4. Dig the hole large enough to accommodate the tree’s soil ball – no wider than necessary, and certainly no deeper. (It would settle.) The tree is going to have to live in the native soil, so there’s no point in adding amendments.

5. Lift the tree by its soil ball, not by its trunk. Carefully lower it into the hole. Fill the hole with the soil you removed. Tamp the loose soil with a broom handle, then water it slowly and add more soil. Water again. Once the hole is filled, use the extra soil to build a donut-shaped berm to facilitate watering.

6. Apply paper tree wrap to the trunk from the ground up to the lowest branches. This is critical for oaks and pistachios. The wrap keeps sunscald from ruining the trunk on the south and west sides.

Paper tree wrap protects tender new trunks from sunscald and borers, also from woodpeckers.

7. Stake and guy the trunk to keep the tree plumb. Use three stakes, one due south, one northeast and one northwest. Run the cables through pieces of old garden hose to prevent damage to the bark. Keep the cable taut at all times.

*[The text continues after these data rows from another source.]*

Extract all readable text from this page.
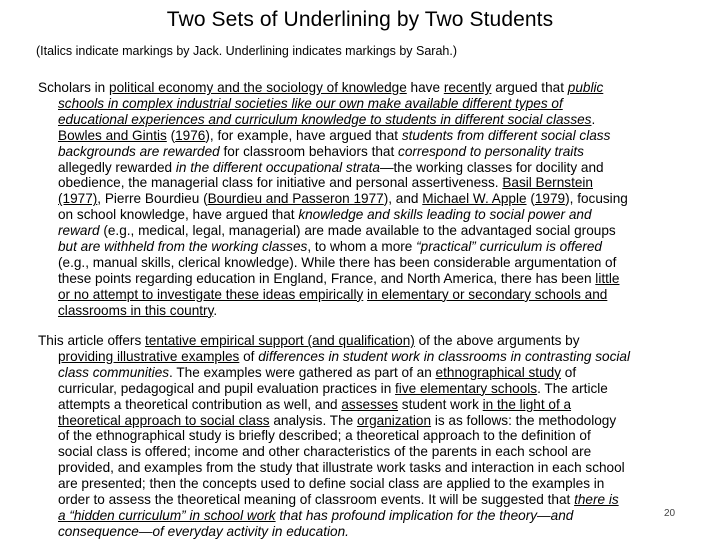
Two Sets of Underlining by Two Students
(Italics indicate markings by Jack. Underlining indicates markings by Sarah.)
Scholars in political economy and the sociology of knowledge have recently argued that public
schools in complex industrial societies like our own make available different types of
educational experiences and curriculum knowledge to students in different social classes.
Bowles and Gintis (1976), for example, have argued that students from different social class
backgrounds are rewarded for classroom behaviors that correspond to personality traits
allegedly rewarded in the different occupational strata—the working classes for docility and
obedience, the managerial class for initiative and personal assertiveness. Basil Bernstein
(1977), Pierre Bourdieu (Bourdieu and Passeron 1977), and Michael W. Apple (1979), focusing
on school knowledge, have argued that knowledge and skills leading to social power and
reward (e.g., medical, legal, managerial) are made available to the advantaged social groups
but are withheld from the working classes, to whom a more “practical” curriculum is offered
(e.g., manual skills, clerical knowledge). While there has been considerable argumentation of
these points regarding education in England, France, and North America, there has been little
or no attempt to investigate these ideas empirically in elementary or secondary schools and
classrooms in this country.
This article offers tentative empirical support (and qualification) of the above arguments by
providing illustrative examples of differences in student work in classrooms in contrasting social
class communities. The examples were gathered as part of an ethnographical study of
curricular, pedagogical and pupil evaluation practices in five elementary schools. The article
attempts a theoretical contribution as well, and assesses student work in the light of a
theoretical approach to social class analysis. The organization is as follows: the methodology
of the ethnographical study is briefly described; a theoretical approach to the definition of
social class is offered; income and other characteristics of the parents in each school are
provided, and examples from the study that illustrate work tasks and interaction in each school
are presented; then the concepts used to define social class are applied to the examples in
order to assess the theoretical meaning of classroom events. It will be suggested that there is
a “hidden curriculum” in school work that has profound implication for the theory—and
consequence—of everyday activity in education.
20
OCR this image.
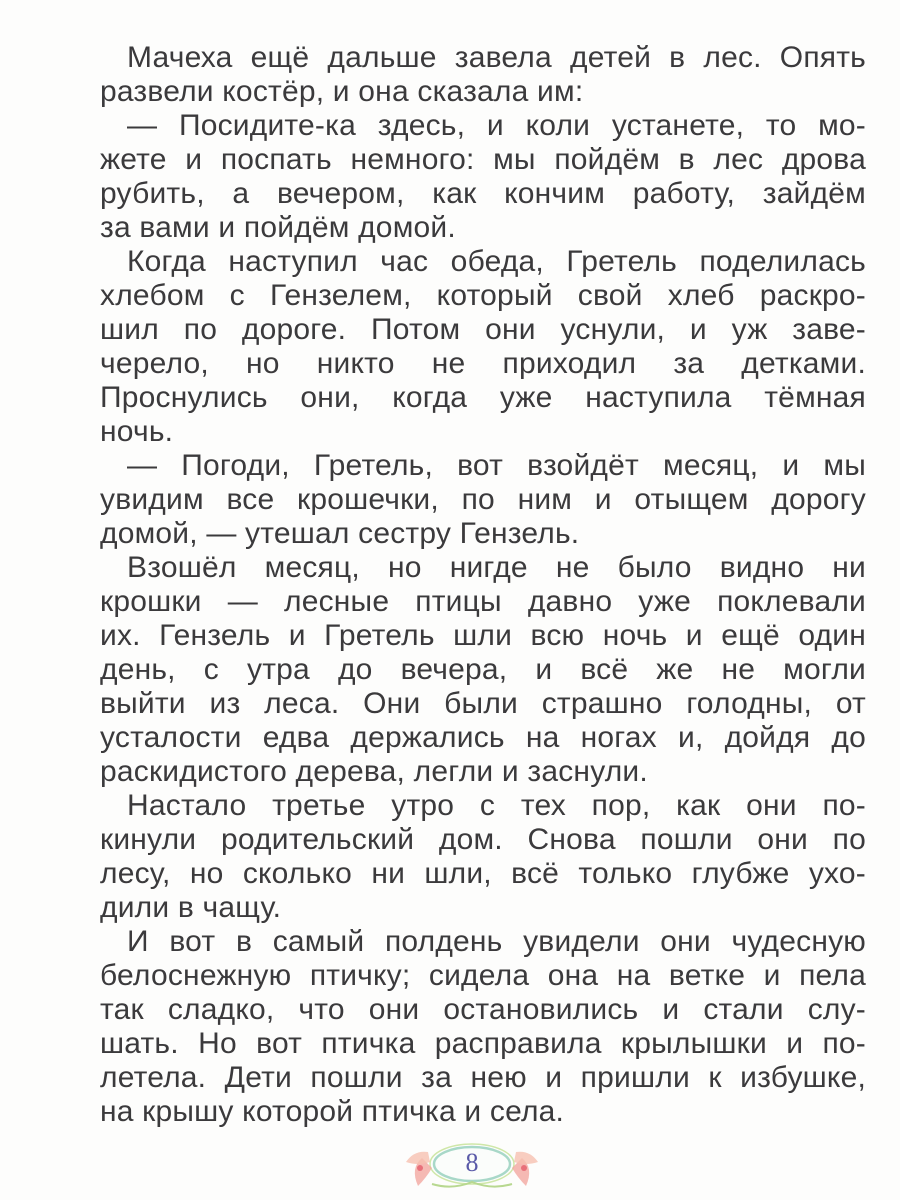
Мачеха ещё дальше завела детей в лес. Опять
развели костёр, и она сказала им:
— Посидите-ка здесь, и коли устанете, то мо-
жете и поспать немного: мы пойдём в лес дрова
рубить, а вечером, как кончим работу, зайдём
за вами и пойдём домой.
Когда наступил час обеда, Гретель поделилась
хлебом с Гензелем, который свой хлеб раскро-
шил по дороге. Потом они уснули, и уж заве-
черело, но никто не приходил за детками.
Проснулись они, когда уже наступила тёмная
ночь.
— Погоди, Гретель, вот взойдёт месяц, и мы
увидим все крошечки, по ним и отыщем дорогу
домой, — утешал сестру Гензель.
Взошёл месяц, но нигде не было видно ни
крошки — лесные птицы давно уже поклевали
их. Гензель и Гретель шли всю ночь и ещё один
день, с утра до вечера, и всё же не могли
выйти из леса. Они были страшно голодны, от
усталости едва держались на ногах и, дойдя до
раскидистого дерева, легли и заснули.
Настало третье утро с тех пор, как они по-
кинули родительский дом. Снова пошли они по
лесу, но сколько ни шли, всё только глубже ухо-
дили в чащу.
И вот в самый полдень увидели они чудесную
белоснежную птичку; сидела она на ветке и пела
так сладко, что они остановились и стали слу-
шать. Но вот птичка расправила крылышки и по-
летела. Дети пошли за нею и пришли к избушке,
на крышу которой птичка и села.
8
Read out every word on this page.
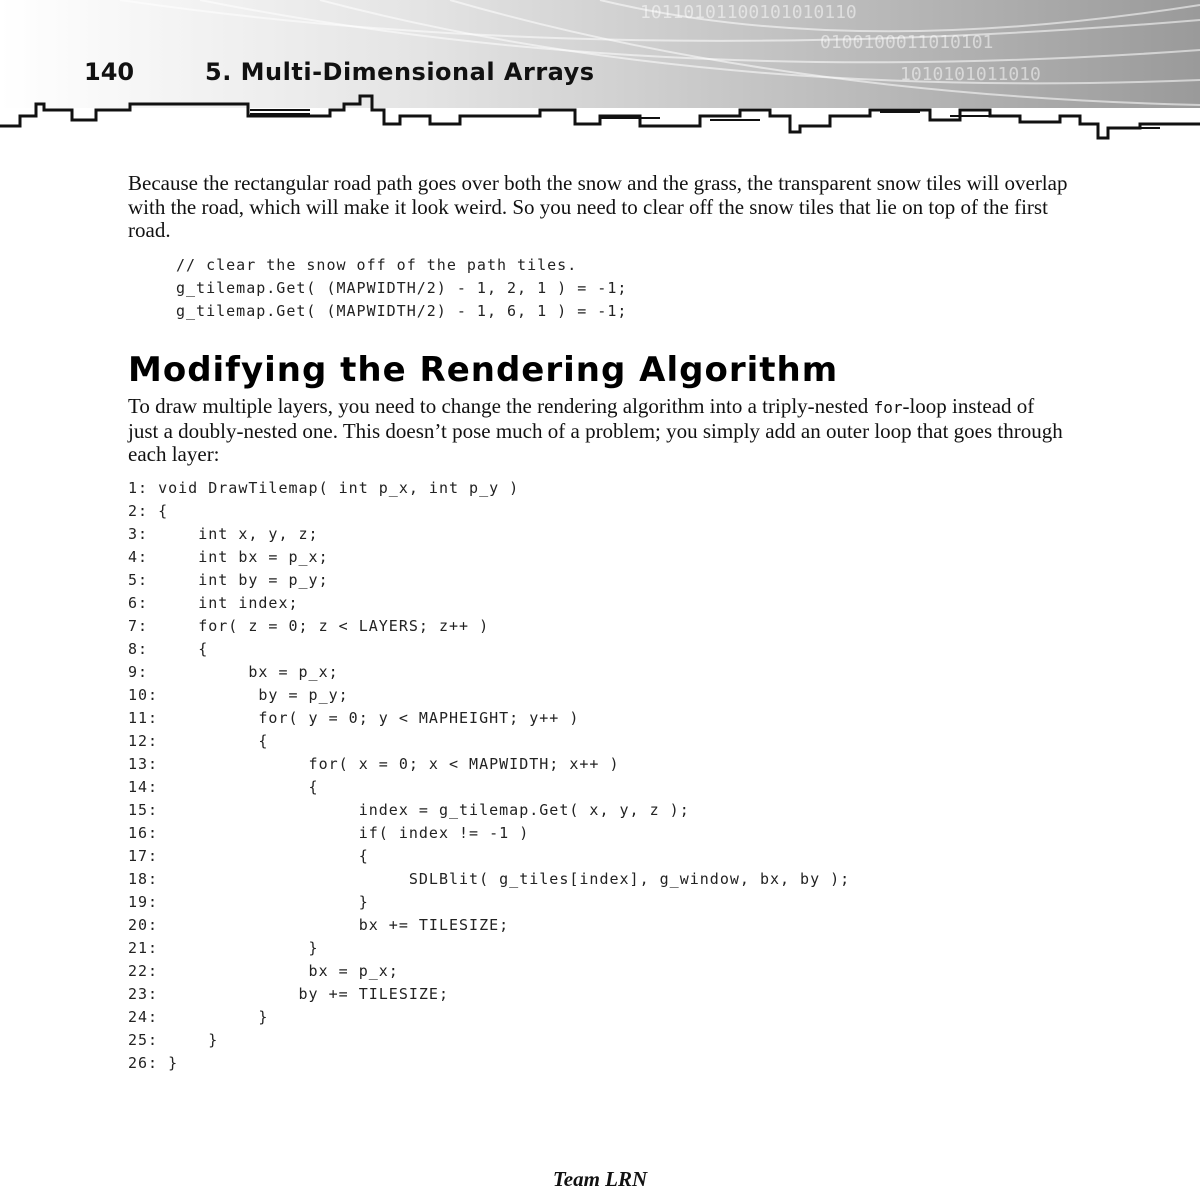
10110101100101010110
0100100011010101
1010101011010
140	5. Multi-Dimensional Arrays

Because the rectangular road path goes over both the snow and the grass, the transparent snow tiles will overlap with the road, which will make it look weird. So you need to clear off the snow tiles that lie on top of the first road.

// clear the snow off of the path tiles.
g_tilemap.Get( (MAPWIDTH/2) - 1, 2, 1 ) = -1;
g_tilemap.Get( (MAPWIDTH/2) - 1, 6, 1 ) = -1;
Modifying the Rendering Algorithm

To draw multiple layers, you need to change the rendering algorithm into a triply-nested for-loop instead of just a doubly-nested one. This doesn’t pose much of a problem; you simply add an outer loop that goes through each layer:

1: void DrawTilemap( int p_x, int p_y )
2: {
3:     int x, y, z;
4:     int bx = p_x;
5:     int by = p_y;
6:     int index;
7:     for( z = 0; z < LAYERS; z++ )
8:     {
9:          bx = p_x;
10:          by = p_y;
11:          for( y = 0; y < MAPHEIGHT; y++ )
12:          {
13:               for( x = 0; x < MAPWIDTH; x++ )
14:               {
15:                    index = g_tilemap.Get( x, y, z );
16:                    if( index != -1 )
17:                    {
18:                         SDLBlit( g_tiles[index], g_window, bx, by );
19:                    }
20:                    bx += TILESIZE;
21:               }
22:               bx = p_x;
23:              by += TILESIZE;
24:          }
25:     }
26: }
Team LRN
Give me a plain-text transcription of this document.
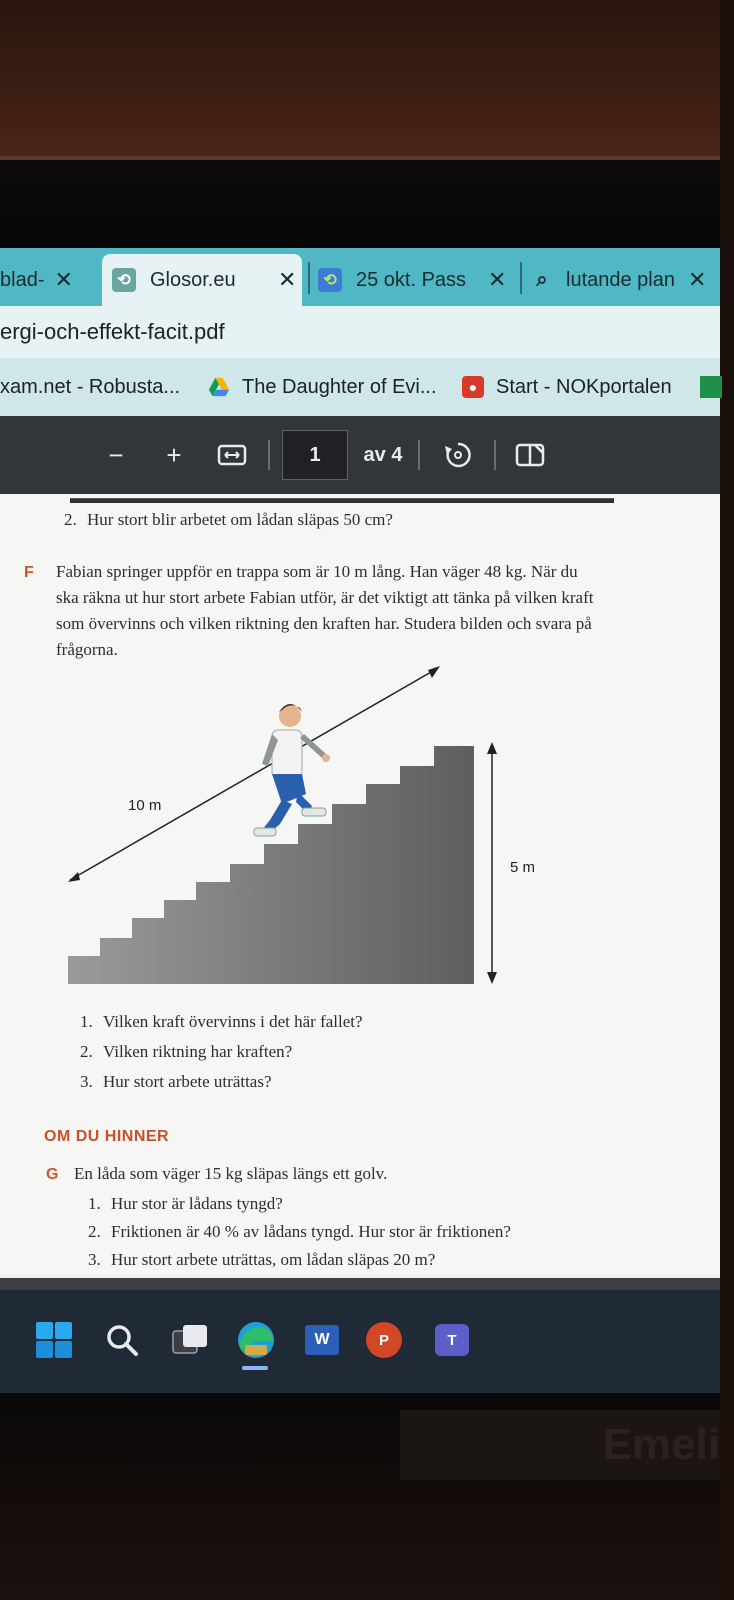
blad- ✕	⟲ Glosor.eu	✕	⟲ 25 okt. Pass ✕	⌕ lutande plan ✕
ergi-och-effekt-facit.pdf
xam.net - Robusta...	The Daughter of Evi...	● Start - NOKportalen
−	+	1	av 4
▬▬▬▬▬▬▬▬▬▬▬▬▬▬▬▬▬▬▬▬▬▬▬▬▬▬▬▬▬▬▬▬▬▬
2. Hur stort blir arbetet om lådan släpas 50 cm?
F Fabian springer uppför en trappa som är 10 m lång. Han väger 48 kg. När du
ska räkna ut hur stort arbete Fabian utför, är det viktigt att tänka på vilken kraft
som övervinns och vilken riktning den kraften har. Studera bilden och svara på
frågorna.
10 m
5 m
1. Vilken kraft övervinns i det här fallet?
2. Vilken riktning har kraften?
3. Hur stort arbete uträttas?
OM DU HINNER
G En låda som väger 15 kg släpas längs ett golv.
1. Hur stor är lådans tyngd?
2. Friktionen är 40 % av lådans tyngd. Hur stor är friktionen?
3. Hur stort arbete uträttas, om lådan släpas 20 m?
W	P	T
Emeli
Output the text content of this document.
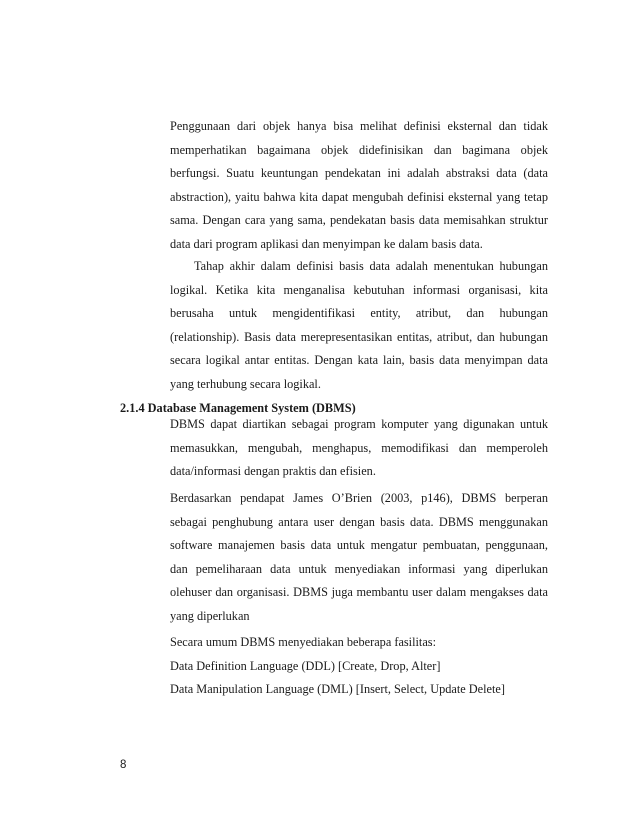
Penggunaan dari objek hanya bisa melihat definisi eksternal dan tidak
memperhatikan bagaimana objek didefinisikan dan bagimana objek
berfungsi. Suatu keuntungan pendekatan ini adalah abstraksi data (data
abstraction), yaitu bahwa kita dapat mengubah definisi eksternal yang tetap
sama. Dengan cara yang sama, pendekatan basis data memisahkan struktur
data dari program aplikasi dan menyimpan ke dalam basis data.
Tahap akhir dalam definisi basis data adalah menentukan hubungan
logikal. Ketika kita menganalisa kebutuhan informasi organisasi, kita
berusaha untuk mengidentifikasi entity, atribut, dan hubungan
(relationship). Basis data merepresentasikan entitas, atribut, dan hubungan
secara logikal antar entitas. Dengan kata lain, basis data menyimpan data
yang terhubung secara logikal.
2.1.4 Database Management System (DBMS)
DBMS dapat diartikan sebagai program komputer yang digunakan untuk
memasukkan, mengubah, menghapus, memodifikasi dan memperoleh
data/informasi dengan praktis dan efisien.
Berdasarkan pendapat James O’Brien (2003, p146), DBMS berperan
sebagai penghubung antara user dengan basis data. DBMS menggunakan
software manajemen basis data untuk mengatur pembuatan, penggunaan,
dan pemeliharaan data untuk menyediakan informasi yang diperlukan
olehuser dan organisasi. DBMS juga membantu user dalam mengakses data
yang diperlukan
Secara umum DBMS menyediakan beberapa fasilitas:
Data Definition Language (DDL) [Create, Drop, Alter]
Data Manipulation Language (DML) [Insert, Select, Update Delete]
8
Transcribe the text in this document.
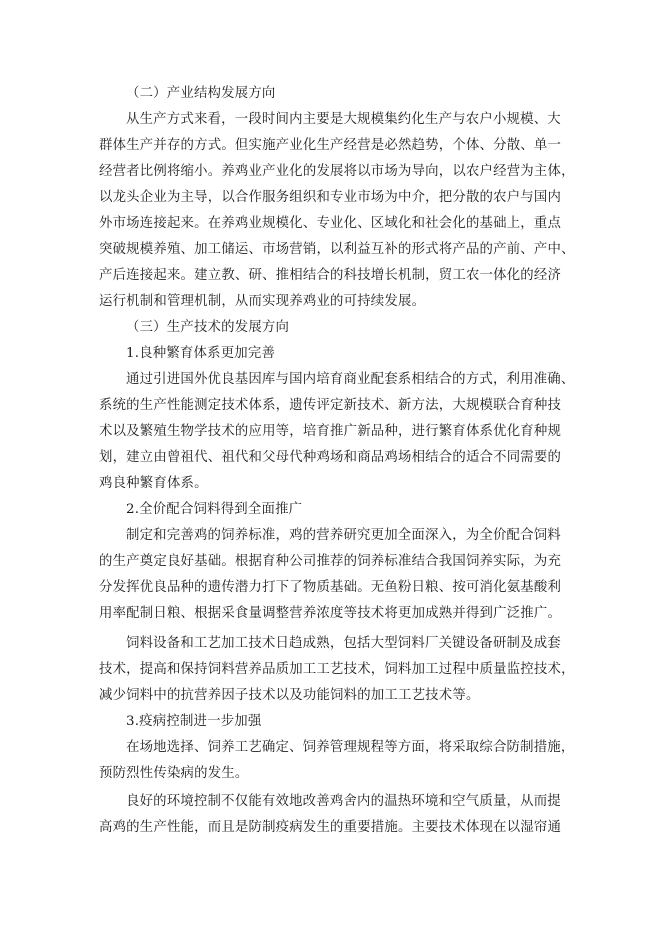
（二）产业结构发展方向
从生产方式来看，一段时间内主要是大规模集约化生产与农户小规模、大
群体生产并存的方式。但实施产业化生产经营是必然趋势，个体、分散、单一
经营者比例将缩小。养鸡业产业化的发展将以市场为导向，以农户经营为主体，
以龙头企业为主导，以合作服务组织和专业市场为中介，把分散的农户与国内
外市场连接起来。在养鸡业规模化、专业化、区域化和社会化的基础上，重点
突破规模养殖、加工储运、市场营销，以利益互补的形式将产品的产前、产中、
产后连接起来。建立教、研、推相结合的科技增长机制，贸工农一体化的经济
运行机制和管理机制，从而实现养鸡业的可持续发展。
（三）生产技术的发展方向
1.良种繁育体系更加完善
通过引进国外优良基因库与国内培育商业配套系相结合的方式，利用准确、
系统的生产性能测定技术体系，遗传评定新技术、新方法，大规模联合育种技
术以及繁殖生物学技术的应用等，培育推广新品种，进行繁育体系优化育种规
划，建立由曾祖代、祖代和父母代种鸡场和商品鸡场相结合的适合不同需要的
鸡良种繁育体系。
2.全价配合饲料得到全面推广
制定和完善鸡的饲养标准，鸡的营养研究更加全面深入，为全价配合饲料
的生产奠定良好基础。根据育种公司推荐的饲养标准结合我国饲养实际，为充
分发挥优良品种的遗传潜力打下了物质基础。无鱼粉日粮、按可消化氨基酸利
用率配制日粮、根据采食量调整营养浓度等技术将更加成熟并得到广泛推广。
饲料设备和工艺加工技术日趋成熟，包括大型饲料厂关键设备研制及成套
技术，提高和保持饲料营养品质加工工艺技术，饲料加工过程中质量监控技术，
减少饲料中的抗营养因子技术以及功能饲料的加工工艺技术等。
3.疫病控制进一步加强
在场地选择、饲养工艺确定、饲养管理规程等方面，将采取综合防制措施，
预防烈性传染病的发生。
良好的环境控制不仅能有效地改善鸡舍内的温热环境和空气质量，从而提
高鸡的生产性能，而且是防制疫病发生的重要措施。主要技术体现在以湿帘通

Young red oak has been perfectly planted and staked. Hopefully the homeowner completed the job by adding paper tree wrap. (Remove the cables before they can girdle the tree’s trunk – usually after 18 to 24 months.)

8. Apply a liquid root stimulator following planting. Repeat monthly for balled-and-burlapped trees.

9. Prune to compensate for roots lost in the digging (balled-and-burlapped and bare-rooted trees). Container-grown trees suffer no root loss, so the pruning will not be required except to clip any roots that are encircling the ball of soil.

10. Water slowly and deeply whenever the soil begins to feel dry to the touch. Critical point: sprinkler irrigation alone will not be sufficient to meet a new tree’s needs.

Use excess soil to create a berm. Use a garden hose, not sprinklers to water new trees.